Citimortgage, Inc. v Brown
2013 NY Slip Op 07148 [111 AD3d 593]
November 6, 2013
Appellate Division, Second Department
Published by New York State Law Reporting Bureau pursuant to Judiciary Law § 431.
As corrected through Wednesday, December 25, 2013


Citimortgage, Inc., Respondent,
v
Isaac Brown, Appellant, et al., Defendants.

[*1] Isaac Brown, Monroe, N.Y., appellant pro se.

Sweeney, Gallo, Reich & Bolz, LLP (Bryan Cave LLP, New York, N.Y. [Noah M. Weissman], of counsel), for respondent.

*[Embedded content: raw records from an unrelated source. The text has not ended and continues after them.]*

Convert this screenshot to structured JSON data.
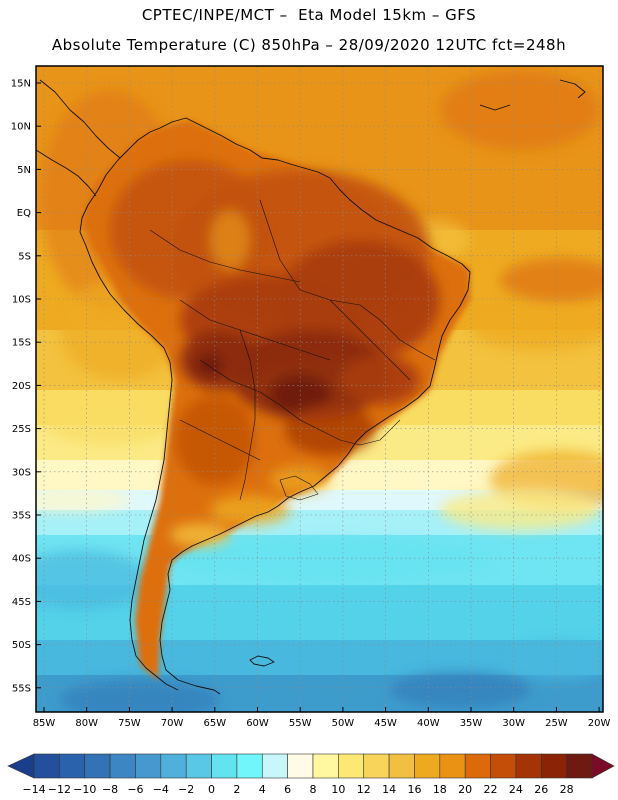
{
  "header": {
    "line1": "CPTEC/INPE/MCT –  Eta Model 15km – GFS",
    "line2": "Absolute Temperature (C) 850hPa – 28/09/2020 12UTC fct=248h"
  },
  "lat_labels": [
    "15N",
    "10N",
    "5N",
    "EQ",
    "5S",
    "10S",
    "15S",
    "20S",
    "25S",
    "30S",
    "35S",
    "40S",
    "45S",
    "50S",
    "55S"
  ],
  "lon_labels": [
    "85W",
    "80W",
    "75W",
    "70W",
    "65W",
    "60W",
    "55W",
    "50W",
    "45W",
    "40W",
    "35W",
    "30W",
    "25W",
    "20W"
  ],
  "colorbar": {
    "labels": [
      "−14",
      "−12",
      "−10",
      "−8",
      "−6",
      "−4",
      "−2",
      "0",
      "2",
      "4",
      "6",
      "8",
      "10",
      "12",
      "14",
      "16",
      "18",
      "20",
      "22",
      "24",
      "26",
      "28"
    ],
    "colors": [
      "#1b3e8c",
      "#23509c",
      "#2a62ac",
      "#3472b6",
      "#3d86c4",
      "#4599cf",
      "#4fb0dc",
      "#58c8e6",
      "#63e2f0",
      "#71f6fb",
      "#c7f6fb",
      "#fffbe6",
      "#fff8a0",
      "#fde874",
      "#f8d45a",
      "#f2c040",
      "#eeaa1e",
      "#e99214",
      "#dd6a0a",
      "#c44d08",
      "#a43406",
      "#8b2406",
      "#6e1a10",
      "#7a0a26"
    ]
  },
  "palette": {
    "t28": "#6e1c10",
    "t26": "#8b2a08",
    "t24": "#a83c08",
    "t22": "#c25208",
    "t20": "#dd7010",
    "t18": "#e89418",
    "t16": "#eeab22",
    "t14": "#f3c23e",
    "t12": "#f9dc62",
    "t10": "#fbeb86",
    "t8": "#fff7c4",
    "t6": "#dff8fb",
    "t4": "#a6f0f8",
    "t2": "#6fe4f2",
    "t0": "#54d2ea",
    "tm2": "#48b8de",
    "tm4": "#3e9ccd",
    "tm6": "#347fbc",
    "coast": "#111111",
    "grid": "#9a9a9a"
  }
}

In an action to foreclose a mortgage, the defendant Isaac Brown appeals, as limited by his brief, from so much of an order of the Supreme Court, Orange County (Ecker, J.), dated October 31, 2011, as denied his motion, inter alia, in effect, pursuant to CPLR 5015 (a) (3) to vacate a judgment of foreclosure and sale of the same court (Owen, J.) dated January 14, 2009, entered upon his default in appearing or answering the complaint.

Ordered that the order is affirmed insofar as appealed from, with costs.

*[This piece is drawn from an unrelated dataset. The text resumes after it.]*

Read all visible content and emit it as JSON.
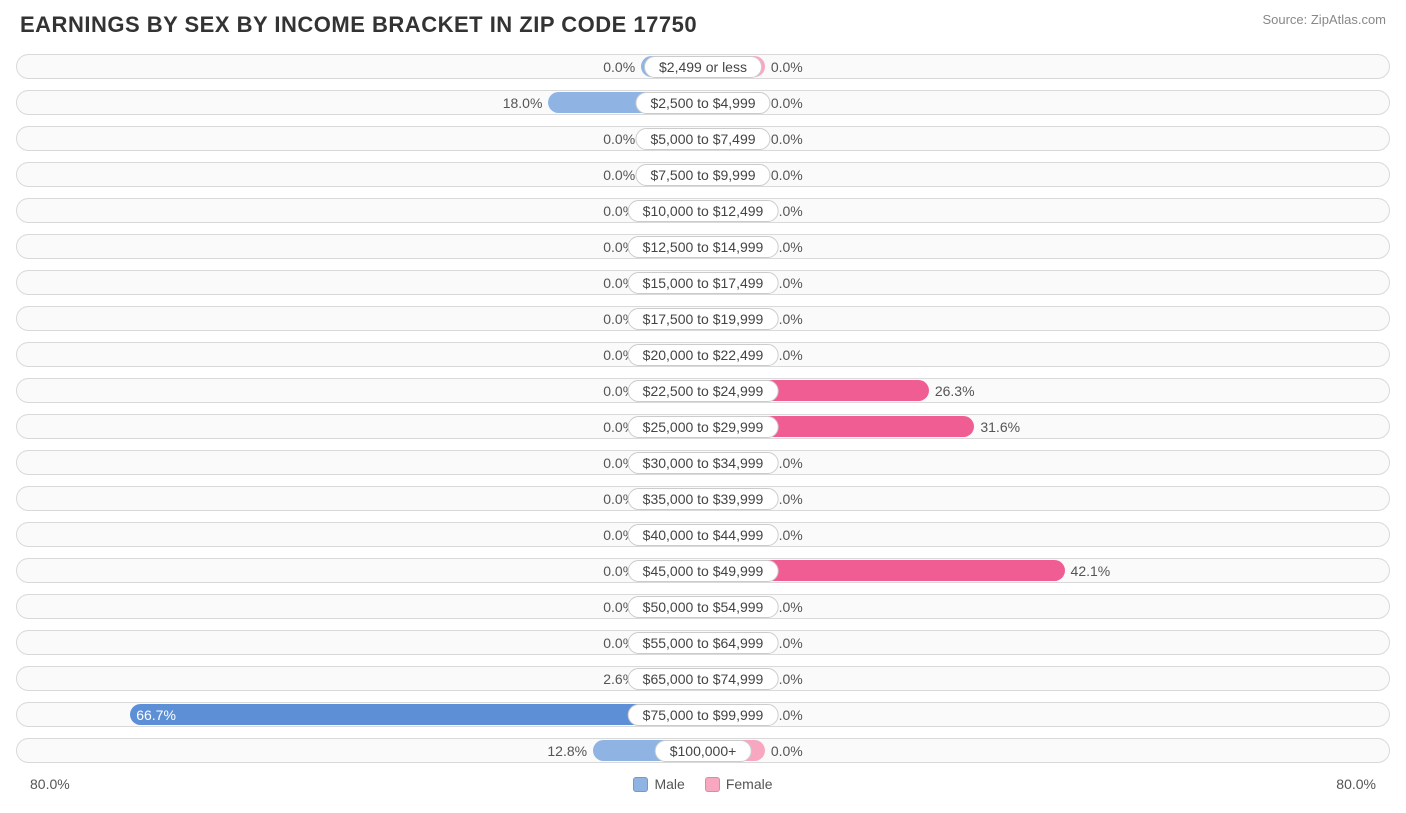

The appellant moved, inter alia, in effect, pursuant to CPLR 5015 (a) (3) to vacate a judgment of foreclosure and sale entered upon his default in appearing or answering the complaint, and, thereupon, to dismiss the complaint. The appellant argued that the instrument assigning the mortgage to the plaintiff was fraudulently executed and filed so that the plaintiff could commence this action. The Supreme Court denied the appellant's motion on the ground that he had made several prior applications to vacate the judgment of foreclosure and sale, and was collaterally estopped from seeking the same relief again. We affirm the order insofar as appealed from, but on grounds different from those relied upon by the Supreme Court.

The appellant did not demonstrate that the plaintiff engaged in the type of fraud or misconduct that would warrant vacatur of the judgment of foreclosure and sale pursuant to CPLR 5015 (a) (3) (see U.S. Bank N.A. v Allen, 102 AD3d 955 [2013]; US Bank N.A. v Tate, 102 AD3d 859 [2013]; Deutsche Bank Natl. Trust Co. v Hunter, 100 AD3d 810 [2012]; Bank of N.Y. v Stradford, 55 AD3d 765, 766 [2008]). Moreover, the appellant failed to demonstrate that the invocation of a court's inherent power to vacate a judgment in the interest of substantial justice is warranted in this case (see Woodson v Mendon Leasing Corp., 100 NY2d 62, 68 [2003]; U.S. Bank N.A. v Slavinski, 78 AD3d 1167, 1168 [2010]). Accordingly, the Supreme Court properly denied the appellant's motion, inter alia, in effect, pursuant to CPLR 5015 (a) (3) to vacate the judgment of foreclosure and sale. Dillon, J.P., Lott, Austin and Hinds-Radix, JJ., concur.